Bond markets clearly rate Greece’s debt and credit capacity at “investment grade,” and at least at the BBB level, while the rating agencies continue to keep the country in the “junk” category.
The impressive rally in Greek bonds has shown that the markets do not always heed the rating agencies; it’s likely the former look much further ahead than the latter.
The markets are chasing the opportunities created by significant catalysts in the mix of Greece’s outlook; they are not afraid of recession or the shock to tourism, but rather bank on their recovery. In contrast, the rating agencies are waiting for tangible evidence of that rebound before they make any upgrade decisions.

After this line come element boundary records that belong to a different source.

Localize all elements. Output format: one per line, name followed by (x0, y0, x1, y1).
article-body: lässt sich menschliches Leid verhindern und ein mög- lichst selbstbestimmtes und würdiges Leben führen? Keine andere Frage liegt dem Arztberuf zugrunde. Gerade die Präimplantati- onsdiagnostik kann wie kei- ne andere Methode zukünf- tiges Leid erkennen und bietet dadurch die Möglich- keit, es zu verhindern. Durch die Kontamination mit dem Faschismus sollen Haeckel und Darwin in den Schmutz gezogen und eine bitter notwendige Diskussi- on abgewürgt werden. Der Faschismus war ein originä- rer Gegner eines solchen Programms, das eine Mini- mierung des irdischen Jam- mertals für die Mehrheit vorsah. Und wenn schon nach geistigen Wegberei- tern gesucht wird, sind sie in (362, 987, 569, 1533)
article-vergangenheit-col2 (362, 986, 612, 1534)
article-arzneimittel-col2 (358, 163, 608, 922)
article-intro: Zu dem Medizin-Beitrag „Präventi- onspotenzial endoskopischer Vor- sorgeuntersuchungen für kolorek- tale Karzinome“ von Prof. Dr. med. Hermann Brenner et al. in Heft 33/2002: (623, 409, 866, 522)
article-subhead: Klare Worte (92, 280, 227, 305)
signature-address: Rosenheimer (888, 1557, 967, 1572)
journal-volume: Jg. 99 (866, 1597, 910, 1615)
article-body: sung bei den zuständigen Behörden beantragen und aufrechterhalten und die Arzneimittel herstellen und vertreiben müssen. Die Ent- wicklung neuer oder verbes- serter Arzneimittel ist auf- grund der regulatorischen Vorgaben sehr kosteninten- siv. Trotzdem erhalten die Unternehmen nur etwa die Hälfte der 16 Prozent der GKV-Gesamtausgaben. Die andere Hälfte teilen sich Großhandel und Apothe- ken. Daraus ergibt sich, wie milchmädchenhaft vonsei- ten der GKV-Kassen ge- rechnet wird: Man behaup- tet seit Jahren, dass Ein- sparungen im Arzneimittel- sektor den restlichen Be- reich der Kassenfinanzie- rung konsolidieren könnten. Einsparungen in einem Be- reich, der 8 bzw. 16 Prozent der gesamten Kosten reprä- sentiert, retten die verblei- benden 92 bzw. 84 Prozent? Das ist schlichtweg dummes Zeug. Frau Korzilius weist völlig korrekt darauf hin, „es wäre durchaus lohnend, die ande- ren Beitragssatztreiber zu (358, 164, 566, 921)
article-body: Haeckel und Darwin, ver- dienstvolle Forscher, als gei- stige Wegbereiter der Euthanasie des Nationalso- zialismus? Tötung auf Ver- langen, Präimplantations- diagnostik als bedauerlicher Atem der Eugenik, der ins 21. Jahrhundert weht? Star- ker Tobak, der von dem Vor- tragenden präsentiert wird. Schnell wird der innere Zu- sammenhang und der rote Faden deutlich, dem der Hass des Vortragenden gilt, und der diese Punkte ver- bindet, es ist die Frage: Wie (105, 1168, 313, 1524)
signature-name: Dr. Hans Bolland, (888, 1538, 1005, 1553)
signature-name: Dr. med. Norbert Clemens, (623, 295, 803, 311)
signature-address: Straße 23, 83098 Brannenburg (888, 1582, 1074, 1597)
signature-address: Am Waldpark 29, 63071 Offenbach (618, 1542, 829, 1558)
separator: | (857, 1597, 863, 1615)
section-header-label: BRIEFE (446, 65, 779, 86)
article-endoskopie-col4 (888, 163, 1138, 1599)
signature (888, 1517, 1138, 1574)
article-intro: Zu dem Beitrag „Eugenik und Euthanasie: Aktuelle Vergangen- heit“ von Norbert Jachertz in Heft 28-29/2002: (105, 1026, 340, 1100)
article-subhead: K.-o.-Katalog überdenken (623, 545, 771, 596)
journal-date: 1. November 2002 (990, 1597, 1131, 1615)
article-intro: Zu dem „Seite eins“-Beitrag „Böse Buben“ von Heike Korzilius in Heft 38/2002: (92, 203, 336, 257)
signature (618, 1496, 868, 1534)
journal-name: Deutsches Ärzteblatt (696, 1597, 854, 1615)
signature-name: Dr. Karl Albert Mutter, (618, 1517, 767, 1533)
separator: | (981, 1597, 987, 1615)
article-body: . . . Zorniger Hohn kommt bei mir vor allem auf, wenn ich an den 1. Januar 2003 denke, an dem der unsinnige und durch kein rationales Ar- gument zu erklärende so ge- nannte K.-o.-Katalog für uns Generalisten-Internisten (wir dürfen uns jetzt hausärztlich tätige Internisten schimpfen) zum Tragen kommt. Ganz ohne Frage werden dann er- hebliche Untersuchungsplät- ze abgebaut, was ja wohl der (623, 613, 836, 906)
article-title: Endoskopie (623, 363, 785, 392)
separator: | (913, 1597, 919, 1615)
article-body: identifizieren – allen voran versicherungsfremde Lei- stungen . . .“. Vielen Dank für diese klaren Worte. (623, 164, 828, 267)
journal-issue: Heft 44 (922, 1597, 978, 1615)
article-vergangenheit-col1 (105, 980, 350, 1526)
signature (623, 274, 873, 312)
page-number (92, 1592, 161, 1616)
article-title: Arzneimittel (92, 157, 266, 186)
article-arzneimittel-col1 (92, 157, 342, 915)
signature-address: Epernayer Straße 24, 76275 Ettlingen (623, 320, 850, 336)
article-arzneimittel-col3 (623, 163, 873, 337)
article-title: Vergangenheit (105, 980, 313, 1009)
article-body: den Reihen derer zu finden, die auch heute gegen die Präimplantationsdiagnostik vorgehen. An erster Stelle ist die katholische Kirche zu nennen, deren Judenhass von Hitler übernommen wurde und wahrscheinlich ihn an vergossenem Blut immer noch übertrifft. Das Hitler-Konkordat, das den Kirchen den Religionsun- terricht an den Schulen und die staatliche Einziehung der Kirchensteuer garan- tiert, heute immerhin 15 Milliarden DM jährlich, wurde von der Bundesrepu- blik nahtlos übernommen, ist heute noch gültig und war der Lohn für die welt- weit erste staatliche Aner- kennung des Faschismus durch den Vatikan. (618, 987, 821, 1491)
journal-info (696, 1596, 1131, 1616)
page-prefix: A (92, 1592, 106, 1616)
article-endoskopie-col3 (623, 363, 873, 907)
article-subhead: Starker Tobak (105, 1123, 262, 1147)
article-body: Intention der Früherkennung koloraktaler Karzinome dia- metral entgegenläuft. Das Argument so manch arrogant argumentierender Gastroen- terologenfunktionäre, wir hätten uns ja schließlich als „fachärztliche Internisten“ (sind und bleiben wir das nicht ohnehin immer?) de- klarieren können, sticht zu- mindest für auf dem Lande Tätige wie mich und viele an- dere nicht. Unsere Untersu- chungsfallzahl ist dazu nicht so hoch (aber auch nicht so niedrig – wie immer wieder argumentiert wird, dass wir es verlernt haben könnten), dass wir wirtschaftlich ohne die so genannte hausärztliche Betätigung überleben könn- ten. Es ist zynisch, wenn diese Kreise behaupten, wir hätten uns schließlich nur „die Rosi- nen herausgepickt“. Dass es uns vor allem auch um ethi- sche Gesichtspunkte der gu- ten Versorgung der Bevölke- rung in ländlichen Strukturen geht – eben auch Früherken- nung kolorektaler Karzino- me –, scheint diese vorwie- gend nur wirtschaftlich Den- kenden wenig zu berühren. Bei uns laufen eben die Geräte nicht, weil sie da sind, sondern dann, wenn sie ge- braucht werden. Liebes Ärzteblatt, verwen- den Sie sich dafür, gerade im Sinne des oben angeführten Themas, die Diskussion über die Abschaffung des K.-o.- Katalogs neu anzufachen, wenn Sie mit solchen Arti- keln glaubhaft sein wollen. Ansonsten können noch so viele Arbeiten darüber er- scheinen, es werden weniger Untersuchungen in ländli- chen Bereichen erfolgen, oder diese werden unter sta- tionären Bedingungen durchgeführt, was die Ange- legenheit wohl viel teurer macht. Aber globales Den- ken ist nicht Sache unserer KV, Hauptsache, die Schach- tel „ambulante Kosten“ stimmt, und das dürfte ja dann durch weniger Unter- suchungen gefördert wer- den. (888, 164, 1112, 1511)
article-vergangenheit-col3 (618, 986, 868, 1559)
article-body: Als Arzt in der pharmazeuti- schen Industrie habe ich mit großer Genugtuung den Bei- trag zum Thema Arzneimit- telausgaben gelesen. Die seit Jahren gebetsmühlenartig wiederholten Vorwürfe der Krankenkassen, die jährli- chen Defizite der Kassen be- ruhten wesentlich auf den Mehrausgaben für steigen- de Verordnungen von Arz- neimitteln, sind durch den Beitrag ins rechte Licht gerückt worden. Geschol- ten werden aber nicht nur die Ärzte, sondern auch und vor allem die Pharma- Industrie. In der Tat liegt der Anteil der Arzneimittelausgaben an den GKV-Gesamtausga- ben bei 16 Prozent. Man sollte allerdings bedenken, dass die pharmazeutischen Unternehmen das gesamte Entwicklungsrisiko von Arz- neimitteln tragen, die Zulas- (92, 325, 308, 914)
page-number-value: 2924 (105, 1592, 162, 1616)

Just like in the 2010s, the agencies appear very slow in their response and usually – though not always – trail the markets. In practice they do not act proactively, which would have been more useful for their clients, the major investors.
All four major rating agencies put Greece below investment grade, and although it is at the BB level, it is still considered “junk.”
This “junk” status is maintained even though the performance of Greek bonds has been one of the best in the world amid the pandemic and the recession it has generated, reaching all-time lows last week.
Greece’s benchmark 10-year bond yield stands just 65 basis points above Spain’s and Portugal’s and about 10 basis points shy of Italy’s, with those three countries enjoying investment grade.
“The gap between market perception and sovereign ratings is not unusual. Ratings and sovereign bond yields do not capture identical risks,” says Michele Napolitano, senior director and head of Western European Sovereigns at Fitch Ratings.
He tells Kathimerini that “Fitch’s ratings are purely a measure of the relative rank ordering of credit (i.e. default) risk, while bond yields reflect a broader mix of fundamental factors such as policy interest rates, inflation and exchange rate expectations; as well as market liquidity and risk appetite conditions.”
“Bond yields may also be influenced by central bank operations (such as quantitative easing), by government or regulators changing liquidity requirements or risk weighting of assets or by clearing houses changing collateral requirements,” explains Napolitano.